Caraca, me emocionei até o fio do cabelo, isso é q é amor! Sou flamenguista desde os 3 anos de idade, hj tenho 51. Ex-atleta do Flamengo, embora, mulher e véia, qdo o Mengão tá no Maraca, não deixo de ir, é sempre uma emoção a mais. Ã beleza da Nação, tingindo de preto e vermelho akela arquibancada, isso pra mim é sinônimo de amor, como esta história aqui. FLAMENGO ATÉ MORRER!
Dinah Dias, Tijuca, RJ.
Isso resume bem o que é ser Flamengo. Obrigado pelos comentários.
Meus amigos, to extremamente triste. Hj soube q um amigo, um jovem universitário, flamenguista como nós, q não vejo há tempos, no dia da decisão contra o Botafogo, foi ao Maraca, o cara é super do bem, tava acompanhado de um menino de 15 anos... Qdo acabou o jogo, pegou o ônibus e desceu no Norteshopping para pegar um outro ônibus, passavam 2 ônibus de torcedores do Botafogo e pararam, tão somente para agredi-lo, mais de 20 dementes, ignorantes, boçais, ou seja lá q nome devemos dar a esses canalhas. Nestes últimos dois meses, Graças a Deus, ele tá se recuperando, depois de n plásticas, pra restaurar o rosto.
É de lastimar esta intolerância e a falta de respeito pela opção do próximo.
Desculpe pelo desabafo...
FLAMENGO ATÉ MORRER!
Dinah - Tijuca - RJ
Primeiramente, Dinah, não tem nada que se desculpar. É um prazer que divida conosco seus sentimentos.
Fico me perguntando o que passa pela cabeça de uns merdas desse. Que graça veem em bater, brigar, agredir? Isso passa longe do que o esporte significa (ou deveria significar).
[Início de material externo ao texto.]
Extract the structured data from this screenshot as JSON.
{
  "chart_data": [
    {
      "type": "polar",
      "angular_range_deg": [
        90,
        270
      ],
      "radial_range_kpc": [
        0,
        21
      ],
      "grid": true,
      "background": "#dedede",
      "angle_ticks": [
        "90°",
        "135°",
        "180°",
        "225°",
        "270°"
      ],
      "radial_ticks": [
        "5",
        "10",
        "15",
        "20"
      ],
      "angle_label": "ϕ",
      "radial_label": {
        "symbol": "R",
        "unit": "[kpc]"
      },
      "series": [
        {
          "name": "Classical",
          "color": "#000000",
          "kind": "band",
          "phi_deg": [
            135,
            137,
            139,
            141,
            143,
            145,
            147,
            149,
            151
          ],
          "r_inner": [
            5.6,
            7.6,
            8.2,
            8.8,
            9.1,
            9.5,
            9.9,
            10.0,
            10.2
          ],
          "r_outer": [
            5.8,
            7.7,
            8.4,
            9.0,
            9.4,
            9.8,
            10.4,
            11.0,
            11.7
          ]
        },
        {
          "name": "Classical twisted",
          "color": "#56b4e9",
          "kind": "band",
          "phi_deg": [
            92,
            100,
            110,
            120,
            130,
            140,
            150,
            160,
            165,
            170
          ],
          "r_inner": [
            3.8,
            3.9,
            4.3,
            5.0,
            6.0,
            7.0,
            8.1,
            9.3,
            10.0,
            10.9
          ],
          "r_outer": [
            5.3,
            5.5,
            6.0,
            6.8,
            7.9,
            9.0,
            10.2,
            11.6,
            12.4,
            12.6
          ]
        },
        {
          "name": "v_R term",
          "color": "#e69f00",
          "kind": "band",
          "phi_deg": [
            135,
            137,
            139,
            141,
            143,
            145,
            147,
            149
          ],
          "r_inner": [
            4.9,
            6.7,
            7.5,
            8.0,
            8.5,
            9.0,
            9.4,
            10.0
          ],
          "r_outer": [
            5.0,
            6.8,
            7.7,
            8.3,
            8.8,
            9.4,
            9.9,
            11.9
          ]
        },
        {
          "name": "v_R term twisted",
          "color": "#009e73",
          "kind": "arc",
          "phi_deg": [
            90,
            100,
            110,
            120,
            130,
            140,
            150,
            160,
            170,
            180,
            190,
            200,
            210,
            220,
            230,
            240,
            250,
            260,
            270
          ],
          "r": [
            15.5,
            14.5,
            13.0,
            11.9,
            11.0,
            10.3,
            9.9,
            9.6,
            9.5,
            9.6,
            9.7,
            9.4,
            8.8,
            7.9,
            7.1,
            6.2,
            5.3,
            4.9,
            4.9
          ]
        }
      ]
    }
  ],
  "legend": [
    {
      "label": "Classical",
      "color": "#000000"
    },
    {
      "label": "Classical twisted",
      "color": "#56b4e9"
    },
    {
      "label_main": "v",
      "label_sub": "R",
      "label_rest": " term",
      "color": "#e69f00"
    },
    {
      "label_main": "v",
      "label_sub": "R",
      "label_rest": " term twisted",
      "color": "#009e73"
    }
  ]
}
Melhoras para seu amigo.
Warley Morbeck
SER FLAMENGO ESTÁ ACIMA DE GOSTAR DE FUTEBOL, DE AMAR UM CLUBE, DE TER UMA PAIXÃO. SER FLAMENGO É MUITO MAIS:
SER FLAMENGO É QUASE MORRER DE FELICIDADE NAS VITÓRIAS E SENTIR A ALMA DESLIGAR-SE DO CORPO EM CADA DERROTA!
SER FLAMENGO É SENTIR UMA EMOÇÃO QUE O RUBRO-NEGRO SENTE DE VERDADE!
SÓ O FLAMENGO CONSEGUE TRANSPORTAR O FLAMENGUISTA DO INFERNO AO CÉU EM SEGUNDOS!
FLAMENGO NA VIDA E NA MORTE!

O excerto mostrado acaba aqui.